Below is a static screenshot of my interactive map.
1. The sign for the parking lot on Breezy Hill Road was obscured by vegetation.
2. Lots of recent work had been done to remove blow-downs, but I did find this tree across the trail.
3. Self portrait on wall.
4. The blazes on the green trail were almost non-existent, but the area where the green trail met Barbourtown Road was nicely mown.
4. I explored this trail.
5. People had actually put in some gravel on the new trail.
Near 5. A nicely mown pull-off where the new trail meets the junction of Breezy Hill Road and Barbourtown Road.
6. A cliff near the green trail.
7. Was this a sugar maple in its lifetime?

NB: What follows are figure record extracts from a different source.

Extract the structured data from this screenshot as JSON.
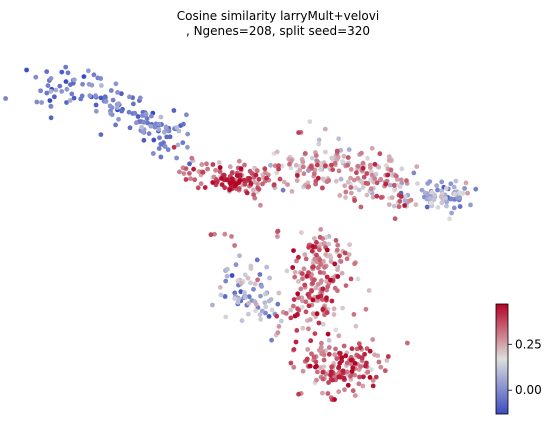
{
  "chart_data": {
    "type": "scatter",
    "title_line1": "Cosine similarity larryMult+velovi",
    "title_line2": ", Ngenes=208, split seed=320",
    "xlabel": "",
    "ylabel": "",
    "axes_visible": false,
    "grid": false,
    "colormap": "coolwarm",
    "colorbar": {
      "range": [
        -0.13,
        0.47
      ],
      "ticks": [
        0.25,
        0.0
      ],
      "tick_labels": [
        "0.25",
        "0.00"
      ],
      "placement": "bottom-right"
    },
    "x_range": [
      0,
      100
    ],
    "y_range": [
      0,
      100
    ],
    "regions": [
      {
        "name": "upper-left arm",
        "cx": [
          2,
          10,
          18,
          26,
          32
        ],
        "cy": [
          90,
          93,
          87,
          81,
          74
        ],
        "spread": [
          4.5,
          4.5,
          4.5,
          4,
          3.5
        ],
        "n": 150,
        "value_mean": -0.02,
        "value_sd": 0.06
      },
      {
        "name": "central bridge",
        "cx": [
          35,
          42,
          48,
          53
        ],
        "cy": [
          67,
          66,
          64,
          65
        ],
        "spread": [
          3.5,
          3.5,
          3.5,
          3.5
        ],
        "n": 110,
        "value_mean": 0.33,
        "value_sd": 0.07
      },
      {
        "name": "center hotspot",
        "cx": [
          42,
          46
        ],
        "cy": [
          64,
          63
        ],
        "spread": [
          2,
          2
        ],
        "n": 20,
        "value_mean": 0.44,
        "value_sd": 0.03
      },
      {
        "name": "upper-right hub",
        "cx": [
          58,
          66,
          73,
          80
        ],
        "cy": [
          67,
          70,
          66,
          62
        ],
        "spread": [
          4.5,
          5,
          5,
          4.5
        ],
        "n": 210,
        "value_mean": 0.22,
        "value_sd": 0.1
      },
      {
        "name": "right tip",
        "cx": [
          84,
          90,
          94
        ],
        "cy": [
          60,
          60,
          61
        ],
        "spread": [
          3.5,
          3.5,
          3
        ],
        "n": 80,
        "value_mean": 0.06,
        "value_sd": 0.08
      },
      {
        "name": "left lower branch",
        "cx": [
          45,
          48,
          51
        ],
        "cy": [
          38,
          30,
          25
        ],
        "spread": [
          3.5,
          4,
          4
        ],
        "n": 75,
        "value_mean": 0.08,
        "value_sd": 0.1
      },
      {
        "name": "middle stem",
        "cx": [
          62,
          65,
          63,
          60
        ],
        "cy": [
          46,
          39,
          31,
          23
        ],
        "spread": [
          4,
          4.5,
          5,
          5
        ],
        "n": 190,
        "value_mean": 0.3,
        "value_sd": 0.09
      },
      {
        "name": "bottom blob",
        "cx": [
          61,
          67,
          73,
          66
        ],
        "cy": [
          14,
          9,
          11,
          5
        ],
        "spread": [
          5,
          5,
          4.5,
          4
        ],
        "n": 170,
        "value_mean": 0.33,
        "value_sd": 0.08
      },
      {
        "name": "stray points",
        "cx": [
          37,
          43,
          57,
          47
        ],
        "cy": [
          52,
          47,
          48,
          58
        ],
        "spread": [
          2,
          2,
          2,
          2
        ],
        "n": 8,
        "value_mean": 0.3,
        "value_sd": 0.05
      }
    ],
    "seed": 320
  },
  "colors": {
    "cmap_low": "#3b4cc0",
    "cmap_mid": "#dddddd",
    "cmap_high": "#b40426"
  }
}
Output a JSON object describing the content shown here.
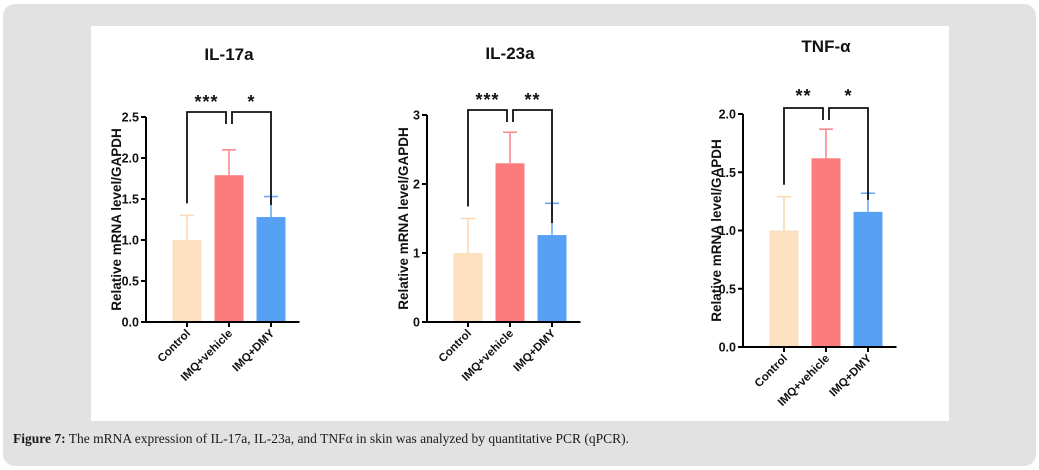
{
  "caption": {
    "label": "Figure 7:",
    "text": " The mRNA expression of IL-17a, IL-23a, and TNFα in skin was analyzed by quantitative PCR (qPCR)."
  },
  "colors": {
    "Control": "#fde0c0",
    "IMQ+vehicle": "#fc7b7d",
    "IMQ+DMY": "#57a1f5",
    "Control_err": "#fcd9b6",
    "IMQ+vehicle_err": "#fb8a8e",
    "IMQ+DMY_err": "#6aa9f4",
    "axis": "#000000"
  },
  "chart_data": [
    {
      "type": "bar",
      "title": "IL-17a",
      "xlabel": "",
      "ylabel": "Relative mRNA level/GAPDH",
      "categories": [
        "Control",
        "IMQ+vehicle",
        "IMQ+DMY"
      ],
      "values": [
        1.0,
        1.79,
        1.28
      ],
      "error_upper": [
        1.3,
        2.1,
        1.53
      ],
      "ylim": [
        0,
        2.5
      ],
      "yticks": [
        "0.0",
        "0.5",
        "1.0",
        "1.5",
        "2.0",
        "2.5"
      ],
      "ytick_values": [
        0,
        0.5,
        1.0,
        1.5,
        2.0,
        2.5
      ],
      "grid": false,
      "significance": [
        {
          "from": "Control",
          "to": "IMQ+vehicle",
          "label": "***"
        },
        {
          "from": "IMQ+vehicle",
          "to": "IMQ+DMY",
          "label": "*"
        }
      ]
    },
    {
      "type": "bar",
      "title": "IL-23a",
      "xlabel": "",
      "ylabel": "Relative mRNA level/GAPDH",
      "categories": [
        "Control",
        "IMQ+vehicle",
        "IMQ+DMY"
      ],
      "values": [
        1.0,
        2.3,
        1.26
      ],
      "error_upper": [
        1.5,
        2.75,
        1.72
      ],
      "ylim": [
        0,
        3
      ],
      "yticks": [
        "0",
        "1",
        "2",
        "3"
      ],
      "ytick_values": [
        0,
        1,
        2,
        3
      ],
      "grid": false,
      "significance": [
        {
          "from": "Control",
          "to": "IMQ+vehicle",
          "label": "***"
        },
        {
          "from": "IMQ+vehicle",
          "to": "IMQ+DMY",
          "label": "**"
        }
      ]
    },
    {
      "type": "bar",
      "title": "TNF-α",
      "xlabel": "",
      "ylabel": "Relative mRNA level/GAPDH",
      "categories": [
        "Control",
        "IMQ+vehicle",
        "IMQ+DMY"
      ],
      "values": [
        1.0,
        1.62,
        1.16
      ],
      "error_upper": [
        1.29,
        1.87,
        1.32
      ],
      "ylim": [
        0,
        2.0
      ],
      "yticks": [
        "0.0",
        "0.5",
        "1.0",
        "1.5",
        "2.0"
      ],
      "ytick_values": [
        0,
        0.5,
        1.0,
        1.5,
        2.0
      ],
      "grid": false,
      "significance": [
        {
          "from": "Control",
          "to": "IMQ+vehicle",
          "label": "**"
        },
        {
          "from": "IMQ+vehicle",
          "to": "IMQ+DMY",
          "label": "*"
        }
      ]
    }
  ]
}
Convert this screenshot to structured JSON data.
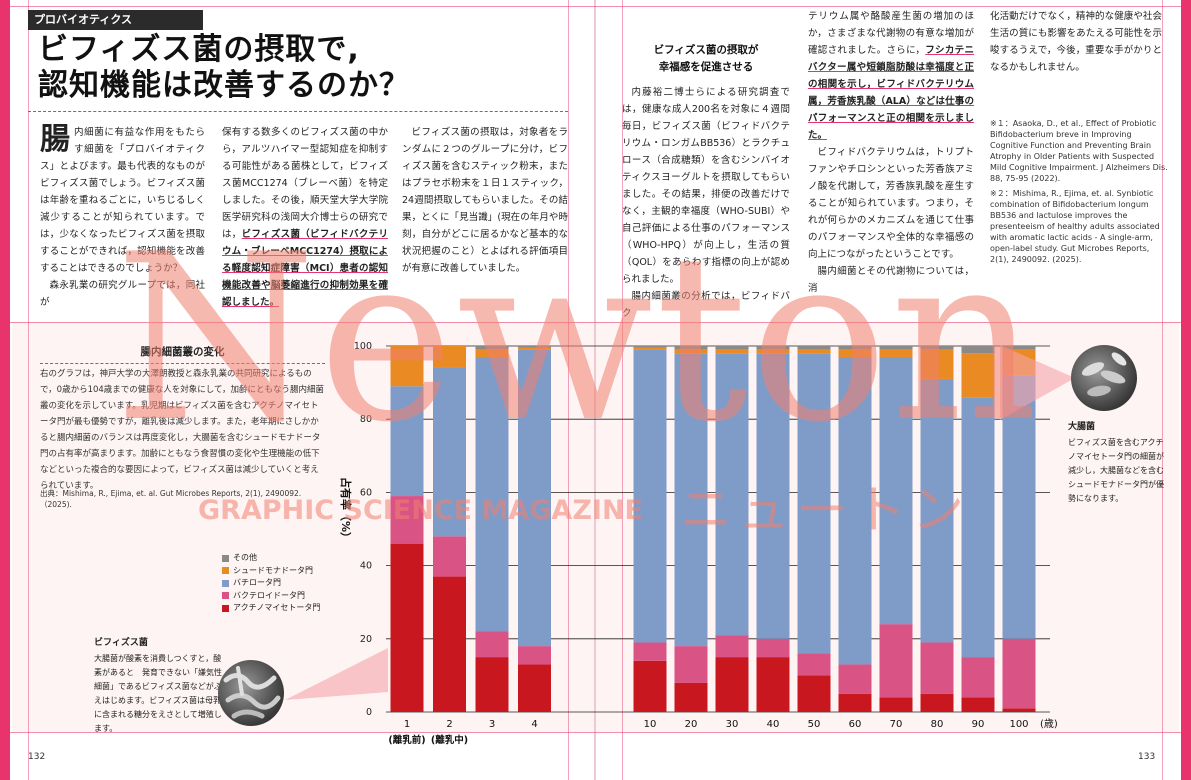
{
  "header": {
    "category": "プロバイオティクス",
    "title_line1": "ビフィズス菌の摂取で,",
    "title_line2": "認知機能は改善するのか？"
  },
  "left_page": {
    "col1_dropcap": "腸",
    "col1_text": "内細菌に有益な作用をもたらす細菌を「プロバイオティクス」とよびます。最も代表的なものがビフィズス菌でしょう。ビフィズス菌は年齢を重ねるごとに，いちじるしく減少することが知られています。では，少なくなったビフィズス菌を摂取することができれば，認知機能を改善することはできるのでしょうか？",
    "col1_text2": "森永乳業の研究グループでは，同社が",
    "col2_text": "保有する数多くのビフィズス菌の中から，アルツハイマー型認知症を抑制する可能性がある菌株として，ビフィズス菌MCC1274（ブレーベ菌）を特定しました。その後，順天堂大学大学院医学研究科の浅岡大介博士らの研究では，",
    "col2_highlight": "ビフィズス菌（ビフィドバクテリウム・ブレーベMCC1274）摂取による軽度認知症障害（MCI）患者の認知機能改善や脳萎縮進行の抑制効果を確認しました。",
    "col3_text": "ビフィズス菌の摂取は，対象者をランダムに２つのグループに分け，ビフィズス菌を含むスティック粉末，またはプラセボ粉末を１日１スティック，24週間摂取してもらいました。その結果，とくに「見当識」(現在の年月や時刻，自分がどこに居るかなど基本的な状況把握のこと）とよばれる評価項目が有意に改善していました。"
  },
  "right_page": {
    "subhead_line1": "ビフィズス菌の摂取が",
    "subhead_line2": "幸福感を促進させる",
    "col4_text": "内藤裕二博士らによる研究調査では，健康な成人200名を対象に４週間毎日，ビフィズス菌（ビフィドバクテリウム・ロンガムBB536）とラクチュロース（合成糖類）を含むシンバイオティクスヨーグルトを摂取してもらいました。その結果，排便の改善だけでなく，主観的幸福度（WHO-SUBI）や自己評価による仕事のパフォーマンス（WHO-HPQ）が向上し，生活の質（QOL）をあらわす指標の向上が認められました。",
    "col4_text2": "腸内細菌叢の分析では，ビフィドバク",
    "col5_text": "テリウム属や酪酸産生菌の増加のほか，さまざまな代謝物の有意な増加が確認されました。さらに，",
    "col5_highlight": "フシカテニバクター属や短鎖脂肪酸は幸福度と正の相関を示し，ビフィドバクテリウム属，芳香族乳酸（ALA）などは仕事のパフォーマンスと正の相関を示しました。",
    "col5_text2": "ビフィドバクテリウムは，トリプトファンやチロシンといった芳香族アミノ酸を代謝して，芳香族乳酸を産生することが知られています。つまり，それが何らかのメカニズムを通じて仕事のパフォーマンスや全体的な幸福感の向上につながったということです。",
    "col5_text3": "腸内細菌とその代謝物については，消",
    "col6_text": "化活動だけでなく，精神的な健康や社会生活の質にも影響をあたえる可能性を示唆するうえで，今後，重要な手がかりとなるかもしれません。",
    "note1": "※１：Asaoka, D., et al., Effect of Probiotic Bifidobacterium breve in Improving Cognitive Function and Preventing Brain Atrophy in Older Patients with Suspected Mild Cognitive Impairment. J Alzheimers Dis. 88, 75-95 (2022).",
    "note2": "※２：Mishima, R., Ejima, et. al. Synbiotic combination of Bifidobacterium longum BB536 and lactulose improves the presenteeism of healthy adults associated with aromatic lactic acids - A single-arm, open-label study. Gut Microbes Reports, 2(1), 2490092. (2025)."
  },
  "watermark": {
    "main": "Newton",
    "sub": "GRAPHIC SCIENCE MAGAZINE",
    "kana": "ニュートン"
  },
  "figure": {
    "title": "腸内細菌叢の変化",
    "desc": "右のグラフは，神戸大学の大澤朗教授と森永乳業の共同研究によるもので，0歳から104歳までの健康な人を対象にして，加齢にともなう腸内細菌叢の変化を示しています。乳児期はビフィズス菌を含むアクチノマイセトータ門が最も優勢ですが，離乳後は減少します。また，老年期にさしかかると腸内細菌のバランスは再度変化し，大腸菌を含むシュードモナドータ門の占有率が高まります。加齢にともなう食習慣の変化や生理機能の低下などといった複合的な要因によって，ビフィズス菌は減少していくと考えられています。",
    "source": "出典：Mishima, R., Ejima, et. al. Gut Microbes Reports, 2(1), 2490092.（2025).",
    "caption_left_title": "ビフィズス菌",
    "caption_left_text": "大腸菌が酸素を消費しつくすと，酸素があると　発育できない「嫌気性細菌」であるビフィズス菌などがふえはじめます。ビフィズス菌は母乳に含まれる糖分をえさとして増殖します。",
    "caption_right_title": "大腸菌",
    "caption_right_text": "ビフィズス菌を含むアクチノマイセトータ門の細菌が減少し，大腸菌などを含むシュードモナドータ門が優勢になります。"
  },
  "chart_data": {
    "type": "bar",
    "stacked": true,
    "categories": [
      "1",
      "2",
      "3",
      "4",
      "10",
      "20",
      "30",
      "40",
      "50",
      "60",
      "70",
      "80",
      "90",
      "100"
    ],
    "tick_labels_under": [
      "(離乳前)",
      "(離乳中)"
    ],
    "xlabel": "(歳)",
    "ylabel": "占有率（%）",
    "ylim": [
      0,
      100
    ],
    "yticks": [
      0,
      20,
      40,
      60,
      80,
      100
    ],
    "grid": true,
    "legend": [
      "その他",
      "シュードモナドータ門",
      "バチロータ門",
      "バクテロイドータ門",
      "アクチノマイセトータ門"
    ],
    "series": [
      {
        "name": "アクチノマイセトータ門",
        "color": "#c8171e",
        "values": [
          46,
          37,
          15,
          13,
          14,
          8,
          15,
          15,
          10,
          5,
          4,
          5,
          4,
          1
        ]
      },
      {
        "name": "バクテロイドータ門",
        "color": "#d95385",
        "values": [
          13,
          11,
          7,
          5,
          5,
          10,
          6,
          5,
          6,
          8,
          20,
          14,
          11,
          19
        ]
      },
      {
        "name": "バチロータ門",
        "color": "#7f9cc9",
        "values": [
          30,
          46,
          75,
          81,
          80,
          80,
          77,
          78,
          82,
          84,
          73,
          72,
          71,
          72
        ]
      },
      {
        "name": "シュードモナドータ門",
        "color": "#e98a22",
        "values": [
          11,
          6,
          2,
          0.5,
          0.5,
          1,
          1,
          1,
          1,
          2,
          2,
          8,
          12,
          7
        ]
      },
      {
        "name": "その他",
        "color": "#8a8a8a",
        "values": [
          0,
          0,
          1,
          0.5,
          0.5,
          1,
          1,
          1,
          1,
          1,
          1,
          1,
          2,
          1
        ]
      }
    ]
  },
  "page_numbers": {
    "left": "132",
    "right": "133"
  }
}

8. Some species of oak in the red-oak family.
8. Maybe the leaves let us know what the species is.
9. I walked (twice!) a new red trail. This is the sign where the new red trail meets the yellow trail. Who are, or were, Fred and Miller Feibel?
10. Where the yellow trail meets the blue trail. So, the yellow trail is called the Arthur and Eunice Sweeton Trail.
11. Looks like the same species as the tree at 8.
12.
13.
14. A mown track that led to private property.
15. I think archaeologists refer to stone structures such as the one I am standing on as "rock piles."